Bob Dylan ‎– The 1966 Live Recordings (2016)

di Riccardo Bertoncelli 

Questo goffo cubotto strapieno di musica (quasi trenta ore complessive) completa la ricognizione dei due anni chiave nella vita artistica di Bob Dylan, 1965-66, iniziata lo scorso anno con il monumentale cofanetto di «The Cutting Edge». Là c’era l’integrale delle registrazioni in studio, diciotto cd, con il bonus digitale di numerosi show registrati nel 1965; qui i nastri di parte delle esibizioni dal vivo del 1966, da White Plains, 5 febbraio, a Londra, 27 maggio (tutto quello che in qualche forma esiste – circa il 60 per cento). Si sa che l’anno live dovrebbe essere molto più ricco ma due mesi dopo la fine del tour europeo Dylan ebbe il fatale incidente in moto che lo fermò e gli diede tregua. Saltò il resto della massacrante tournée, mai più recuperata, e si chiuse un’epoca.

Va da sé che questa Treccani dylaniana è materia per studiosi e super appassionati. Buona parte dei nastri è di buona qualità, direttamente dal soundboard e in qualche caso stereo, ma alcune registrazioni vengono da traballanti audience tapes, con buchi e sfumi improvvisi; e se lo storico apprezzerà il tramutare delle canzoni, dalle incertezze dell’inverno alla gloria primaverile alla stanchezza degli ultimi set, l’ascoltatore tiepido troverà frustrante una scaletta che sera dopo sera si ripete quasi uguale, alternando brani del passato (ma neanche una «canzone di protesta»), anticipazioni del «Blonde On Blonde» di prossima uscita e anche un pezzo, Tell Me Momma, che dopo quel tour non verrà mai più eseguito. Si era comportato diversamente Dylan nel primo tour elettrico, quando di rado aveva seguito due volte di fila la medesima scaletta.

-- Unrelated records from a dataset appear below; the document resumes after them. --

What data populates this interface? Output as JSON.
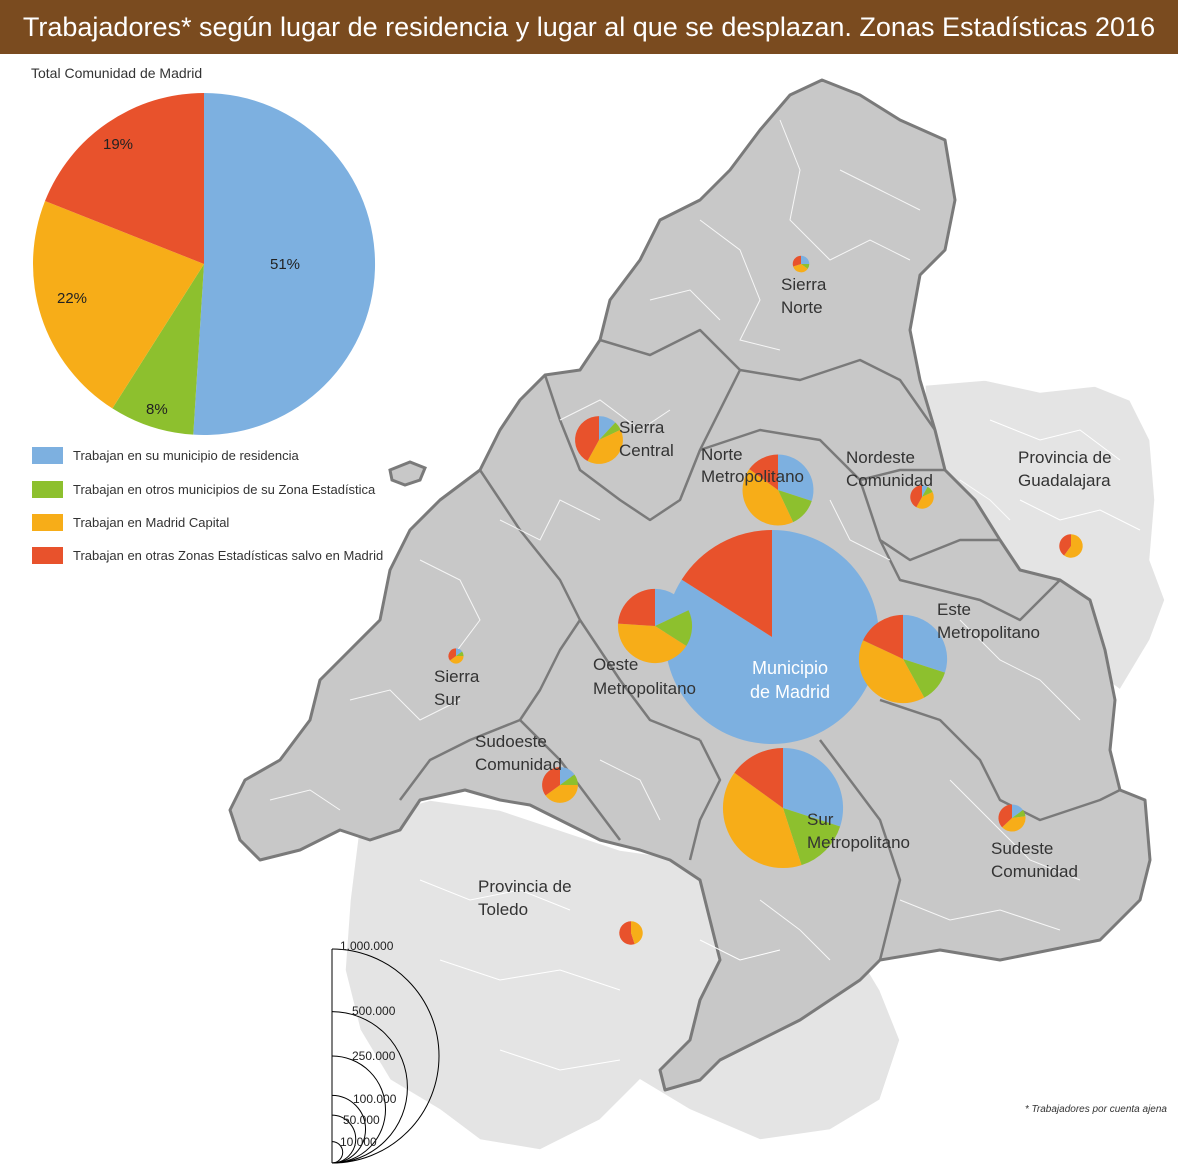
{
  "title": "Trabajadores* según lugar de residencia y lugar al que se desplazan. Zonas Estadísticas 2016",
  "colors": {
    "title_bg": "#7a4b1f",
    "residence": "#7db0e0",
    "same_zone": "#8dc02e",
    "madrid_capital": "#f7ad18",
    "other_zones": "#e8522c",
    "region_fill": "#c8c8c8",
    "region_border": "#7a7a7a",
    "outside_fill": "#e4e4e4"
  },
  "total_pie": {
    "title": "Total Comunidad de Madrid",
    "slices": [
      {
        "key": "residence",
        "value": 51,
        "label": "51%"
      },
      {
        "key": "same_zone",
        "value": 8,
        "label": "8%"
      },
      {
        "key": "madrid_capital",
        "value": 22,
        "label": "22%"
      },
      {
        "key": "other_zones",
        "value": 19,
        "label": "19%"
      }
    ]
  },
  "legend": [
    {
      "key": "residence",
      "label": "Trabajan en su municipio de residencia"
    },
    {
      "key": "same_zone",
      "label": "Trabajan en otros municipios de su Zona Estadística"
    },
    {
      "key": "madrid_capital",
      "label": "Trabajan en Madrid Capital"
    },
    {
      "key": "other_zones",
      "label": "Trabajan en otras Zonas Estadísticas salvo en Madrid"
    }
  ],
  "outside_labels": {
    "guadalajara": [
      "Provincia de",
      "Guadalajara"
    ],
    "toledo": [
      "Provincia de",
      "Toledo"
    ]
  },
  "zones": [
    {
      "id": "sierra-norte",
      "label": [
        "Sierra",
        "Norte"
      ],
      "workers": 6000,
      "shares": [
        25,
        10,
        35,
        30
      ]
    },
    {
      "id": "sierra-central",
      "label": [
        "Sierra",
        "Central"
      ],
      "workers": 50000,
      "shares": [
        12,
        6,
        40,
        42
      ]
    },
    {
      "id": "norte-metropolitano",
      "label": [
        "Norte",
        "Metropolitano"
      ],
      "workers": 110000,
      "shares": [
        30,
        13,
        42,
        15
      ]
    },
    {
      "id": "nordeste-comunidad",
      "label": [
        "Nordeste",
        "Comunidad"
      ],
      "workers": 12000,
      "shares": [
        8,
        10,
        40,
        42
      ]
    },
    {
      "id": "provincia-guadalajara",
      "label": [],
      "workers": 12000,
      "shares": [
        0,
        0,
        60,
        40
      ]
    },
    {
      "id": "municipio-de-madrid",
      "label": [
        "Municipio",
        "de Madrid"
      ],
      "workers": 1000000,
      "shares": [
        84,
        0,
        0,
        16
      ]
    },
    {
      "id": "oeste-metropolitano",
      "label": [
        "Oeste",
        "Metropolitano"
      ],
      "workers": 120000,
      "shares": [
        18,
        16,
        42,
        24
      ]
    },
    {
      "id": "este-metropolitano",
      "label": [
        "Este",
        "Metropolitano"
      ],
      "workers": 170000,
      "shares": [
        30,
        12,
        40,
        18
      ]
    },
    {
      "id": "sierra-sur",
      "label": [
        "Sierra",
        "Sur"
      ],
      "workers": 5000,
      "shares": [
        15,
        10,
        40,
        35
      ]
    },
    {
      "id": "sudoeste-comunidad",
      "label": [
        "Sudoeste",
        "Comunidad"
      ],
      "workers": 28000,
      "shares": [
        15,
        10,
        40,
        35
      ]
    },
    {
      "id": "sur-metropolitano",
      "label": [
        "Sur",
        "Metropolitano"
      ],
      "workers": 315000,
      "shares": [
        30,
        15,
        40,
        15
      ]
    },
    {
      "id": "sudeste-comunidad",
      "label": [
        "Sudeste",
        "Comunidad"
      ],
      "workers": 16000,
      "shares": [
        15,
        8,
        40,
        37
      ]
    },
    {
      "id": "provincia-toledo",
      "label": [],
      "workers": 12000,
      "shares": [
        0,
        0,
        45,
        55
      ]
    }
  ],
  "size_scale": {
    "values": [
      10000,
      50000,
      100000,
      250000,
      500000,
      1000000
    ],
    "labels": [
      "10.000",
      "50.000",
      "100.000",
      "250.000",
      "500.000",
      "1.000.000"
    ]
  },
  "footnote": "* Trabajadores por cuenta ajena"
}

Alla fine è un viaggio forte ed emozionante, perché non di semplici concerti si tratta ma di una ricorrente ordalia, una via crucis in trentasei quadri. Dylan ha abiurato da pochi mesi la fede folk, ha imbracciato scandalosi strumenti elettrici e per molti che l’hanno amato ai tempi di «Freewheelin’» è un doppiogiochista, un traditore, un «Giuda!», come gli grida uno spettatore la sera di Manchester. Lui, che inizia ogni volta con un calibrato set acustico, deve mettere in conto oltre all’affiatamento con la band anche i grugniti del pubblico e le insolenze nella seconda parte, quella in cui propone a 220 volt Like A Rolling Stone, Ballad Of A Thin Man e altre meraviglie del genere. «Dove hai la coscienza?», gli strillano, e lo disconoscono: «Vogliamo Dylan!». Lui si difende dietro cortine di marijuana (ascoltare il fumatissimo concerto di Parigi, per esempio) ma ogni tanto saetta la lingua come una lama. «Dylan non sta bene ed è rimasto nei camerini,» sibila la sera di Glasgow. «Suono io al suo posto.»

Un documentario di musique verité, ecco di che si tratta, un pezzo di storia che completa nei dettagli quanto già emerso nel documentario di Scorsese, No Direction Home. Se il dio del rock fosse stato giusto (e Albert Grossman, il manager, non così avido) quella primavera Dylan e i suoi avrebbero riposato e rifinito la pura gioielleria appena intagliata, centellinando poi con comodo le esibizioni nei mesi a venire. Invece una giostra pazza di date & conferenze stampa & stress & polemiche, fino allo sfinimento. Peccato, perché nei momenti migliori, in Australia soprattutto, a Manchester a Dublino, Dylan vola davvero alto nella parte elettrica, in compagnia di musicisti che sono complici di un progetto favolosamente nuovo e che non riavrà più con la stessa dedizione, innocenza, energia.